We were a day behind the bandits. We'd been behind for the last four days. I think we'd have starting closing ground with them if we hadn't had the tenderfoot, our employer, with us. The job was simple enough, the bandits had taken his wife and son, we were supposed to track them down for him. The problem was he was slowing us down.
He didn't know how to ride for one. He was just plain soft for another. Not used to life outside of a city, probably from some place back east.

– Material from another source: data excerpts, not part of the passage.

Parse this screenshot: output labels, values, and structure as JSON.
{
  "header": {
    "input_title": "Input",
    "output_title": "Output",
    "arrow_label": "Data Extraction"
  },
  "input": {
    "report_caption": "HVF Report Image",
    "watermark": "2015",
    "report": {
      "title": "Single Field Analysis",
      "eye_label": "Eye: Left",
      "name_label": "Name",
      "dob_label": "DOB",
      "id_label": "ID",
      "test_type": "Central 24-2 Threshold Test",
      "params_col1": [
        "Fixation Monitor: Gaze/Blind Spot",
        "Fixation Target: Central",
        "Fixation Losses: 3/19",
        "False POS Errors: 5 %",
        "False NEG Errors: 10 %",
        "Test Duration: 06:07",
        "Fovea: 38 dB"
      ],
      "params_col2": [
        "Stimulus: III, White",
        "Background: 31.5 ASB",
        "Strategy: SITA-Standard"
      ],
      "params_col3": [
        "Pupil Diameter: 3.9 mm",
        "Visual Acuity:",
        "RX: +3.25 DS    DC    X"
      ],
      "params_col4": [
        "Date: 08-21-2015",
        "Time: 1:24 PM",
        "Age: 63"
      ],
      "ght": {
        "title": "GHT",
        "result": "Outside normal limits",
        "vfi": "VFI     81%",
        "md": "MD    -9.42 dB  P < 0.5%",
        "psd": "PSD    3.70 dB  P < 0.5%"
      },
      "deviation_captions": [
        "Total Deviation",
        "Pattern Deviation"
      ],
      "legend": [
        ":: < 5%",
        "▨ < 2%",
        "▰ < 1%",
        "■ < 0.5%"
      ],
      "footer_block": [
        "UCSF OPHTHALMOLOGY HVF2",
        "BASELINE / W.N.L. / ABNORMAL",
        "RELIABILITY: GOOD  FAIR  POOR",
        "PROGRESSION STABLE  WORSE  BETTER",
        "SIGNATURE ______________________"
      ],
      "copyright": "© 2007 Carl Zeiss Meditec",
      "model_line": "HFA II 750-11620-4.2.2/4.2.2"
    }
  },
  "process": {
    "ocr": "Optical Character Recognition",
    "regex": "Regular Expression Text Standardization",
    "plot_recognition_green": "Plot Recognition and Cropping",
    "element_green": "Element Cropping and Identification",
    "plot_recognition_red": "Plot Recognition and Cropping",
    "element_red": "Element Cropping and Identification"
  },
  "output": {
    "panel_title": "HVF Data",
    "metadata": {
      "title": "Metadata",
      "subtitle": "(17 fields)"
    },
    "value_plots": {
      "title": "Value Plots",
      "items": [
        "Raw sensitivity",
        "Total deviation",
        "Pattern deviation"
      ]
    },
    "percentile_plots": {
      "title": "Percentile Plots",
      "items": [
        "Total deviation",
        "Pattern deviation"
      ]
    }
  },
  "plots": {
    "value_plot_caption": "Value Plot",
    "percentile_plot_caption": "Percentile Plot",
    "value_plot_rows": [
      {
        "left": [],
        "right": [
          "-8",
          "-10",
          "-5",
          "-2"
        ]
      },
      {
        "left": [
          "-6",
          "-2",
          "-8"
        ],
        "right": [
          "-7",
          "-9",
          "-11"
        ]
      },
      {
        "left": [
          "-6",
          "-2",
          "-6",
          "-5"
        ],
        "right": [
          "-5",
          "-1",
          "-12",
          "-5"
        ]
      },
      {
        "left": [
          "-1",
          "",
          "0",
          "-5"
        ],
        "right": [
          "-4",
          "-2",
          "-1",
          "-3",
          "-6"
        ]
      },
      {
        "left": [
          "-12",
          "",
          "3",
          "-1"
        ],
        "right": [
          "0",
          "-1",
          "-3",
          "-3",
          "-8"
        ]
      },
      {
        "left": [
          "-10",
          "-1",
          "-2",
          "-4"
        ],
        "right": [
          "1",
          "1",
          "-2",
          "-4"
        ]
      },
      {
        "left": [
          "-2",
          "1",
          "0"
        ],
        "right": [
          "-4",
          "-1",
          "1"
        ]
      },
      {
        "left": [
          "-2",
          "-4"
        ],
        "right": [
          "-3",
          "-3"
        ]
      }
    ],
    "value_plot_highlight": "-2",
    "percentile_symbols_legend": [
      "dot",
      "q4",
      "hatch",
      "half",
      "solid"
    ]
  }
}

Some things didn't add up though. He didn't complain about every little hardship like I'd expect someone from back east to. He at least knew how to dress to keep the weather at bay, or at least didn't complain about being cold up here in the hills. Davis thought that he hadn't always been soft. Said there was something in the tenderfoot's eyes that reminded him of something.

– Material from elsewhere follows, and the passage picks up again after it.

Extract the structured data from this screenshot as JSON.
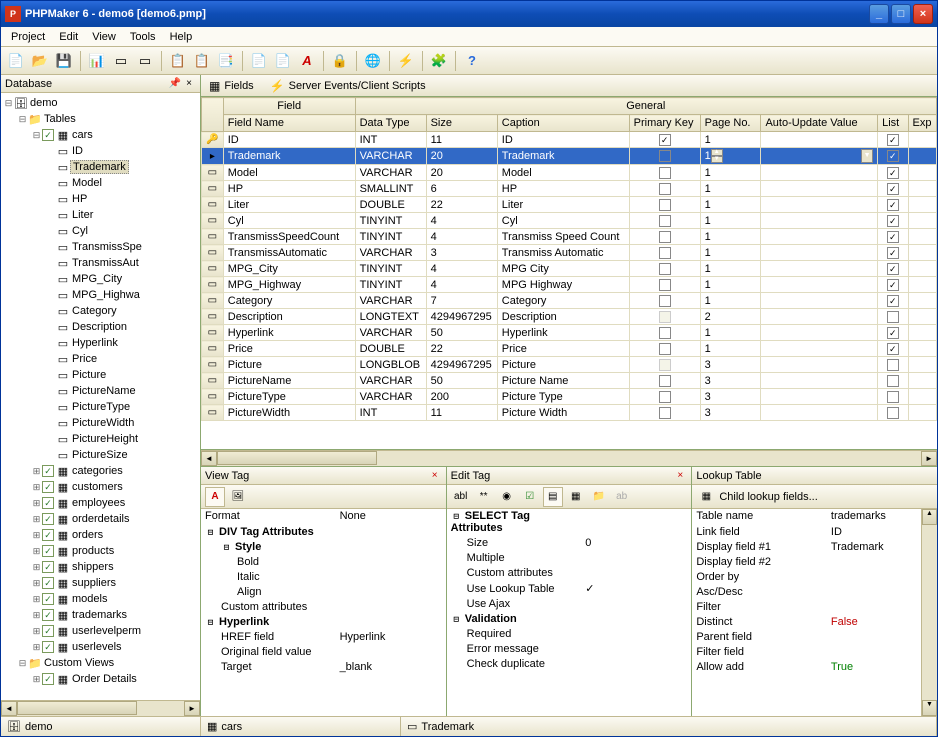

I didn't know anything about that, but I was never a good judge of folks. All I knew about him was he paid in gold, he was soft, he talked funny, he dressed funny and he had too much baggage. And that was slowing us down.
The tenderfoot was toughening up, I had to admit it. Even his horsemanship was improving. I swear we'd even managed to get a bit closer to the bandits. “Just get me a clear line of sight within a mile.” he told me when I mentioned that we might be gaining.
He got his mile today. We'd turned wrong and ended up on top of a butte with no way down to the bandits. I figured it would take us the better part of a day just to get back on their trail. So much for Davis' shortcuts. “Perfect!” the tenderfoot says. Then he starts unpacking some of his luggage. “Mister,” I says, “we got to get going back down to the bottom of the gulch so's we can get back on their trail.” “Won't be a minute,” he says.
That big damn box of his had a big damn gun in it! So big that it was in two pieces. It had a sight on top like I heard tell about in the war, telly-scopik or something like that. He puts that big thing together and lays down on the ground and aims. And aims. And aims. Then he fires! My lordy, that was the loudest gun I heard short of a cannon. And no smoke to speak of either, unless you count the dust. Without even moving, there's another shot, and another and then another. He didn't cock it again between shots or nothin'!
Then he just lays still, aiming again I think. “That's three of them and the conveyor, they're stuck here now,” he says. I look and I see that three of their horses don't have riders anymore and one horse is flailing around with, I kid you not, smoke coming out of the left saddlebag.